幼稚園の子は、どんな感情で家に帰るのかと言うと、家に帰ってホッとするものです。そして、そこには大好きなお母さんがいるわけです。小学生にもなると、学校であったことを家事をしているお母さんにずっとつきまとうようにして教えたりする子がいますよね。幼稚園の子も本心は同じです。幼稚園でこんなことがあった、先生にこんなことを教えた、○○ちゃんとこんな遊びをした、○○が上手にできた。いっぱい伝えたいことがあるんです。でも言葉にできないのが幼稚園に入園したばかりの子どもです。

話さない理由

幼稚園の事を話さないのには理由があります。1つは伝える能力の未発達です。ボキャブラリーもまだ成長過程の年齢ですから、今日あったことをうまく言葉で整理して、お母さんにわかるように伝えるなんてことは、まだ難しい年齢なんですね。だから、本当はいろいろ教えて、お父さんやお母さんに褒めてもらいたいのが本当の気持ちです。この年代の子どもって親に褒められることが最高の喜びなんです。でも、それができないでいます。それって子どもにとっても残念なことなんですよ。

お父さんやお母さんは、そんな子どもの気持ちを汲み取って、励ましの言葉をかけてあげて欲しいと思います。変に想像を膨らませて、不安を感じるよりも、見えなかったとしても子どもの頑張りを認め、次への励ましを与えて欲しいと思います。

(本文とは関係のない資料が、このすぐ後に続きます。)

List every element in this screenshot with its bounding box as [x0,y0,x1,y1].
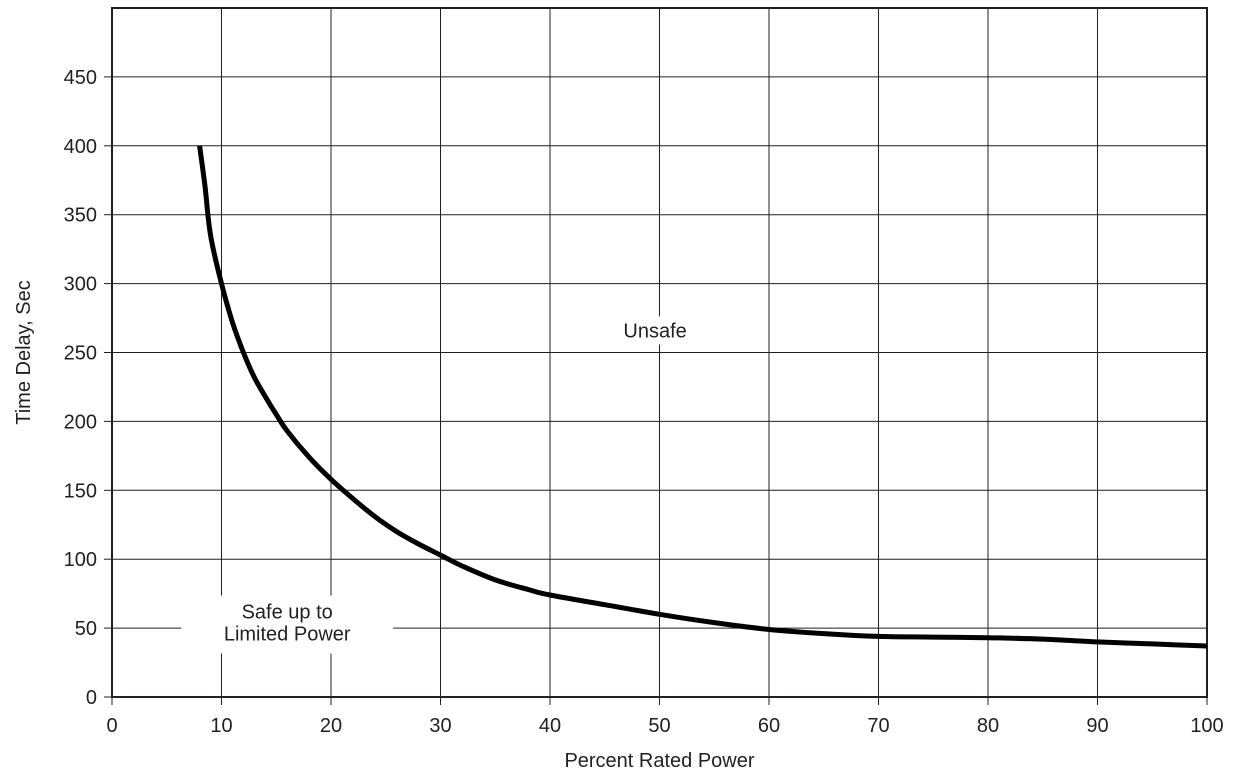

もう1つは、とにかく入園したばかりの子どもは幼稚園で行われる1つ1つが刺激的です。先生という存在も刺激ですし、お友達もそう。ケンカしたりすることもあるわけです。常に自分が中心だった世界が変わったんですから、子どもの中では大革命が起きたようなものですよね。ものすごく感情を動かす出来事ばかりなんですね。そして、たくさんあり過ぎるので、子どもの頭の中は容量を超えてしまうのではないかと思うんです。これがだんだん園での生活に慣れてくるにしたがって、断片的に話が出るようになってきます。最初のうちはとくに丁寧に聞いてあげてください。

やがて子どもが成長するに伴って、お母さんが質問しなくても、話すようになります。家に帰ってきてお母さんに話したお話を、夜にお父さんに同じ順序で長々と話すようになるでしょう。これが普通ですので、何も心配せずに、子どもに必要以上に問いただすこともせず、幼稚園に疑念を抱くこともせず、頑張っている子どもを応援してあげてくださいね。

まとめ

入園したばかりの頃、子どもが家で幼稚園のことを話さないのは普通のことであって、心配は要りません。話さなくても、園では上手にできていることが多いのです。ですから、家に帰った子どもにはやさしく、励ましの言葉をかけてあげて欲しいと思います。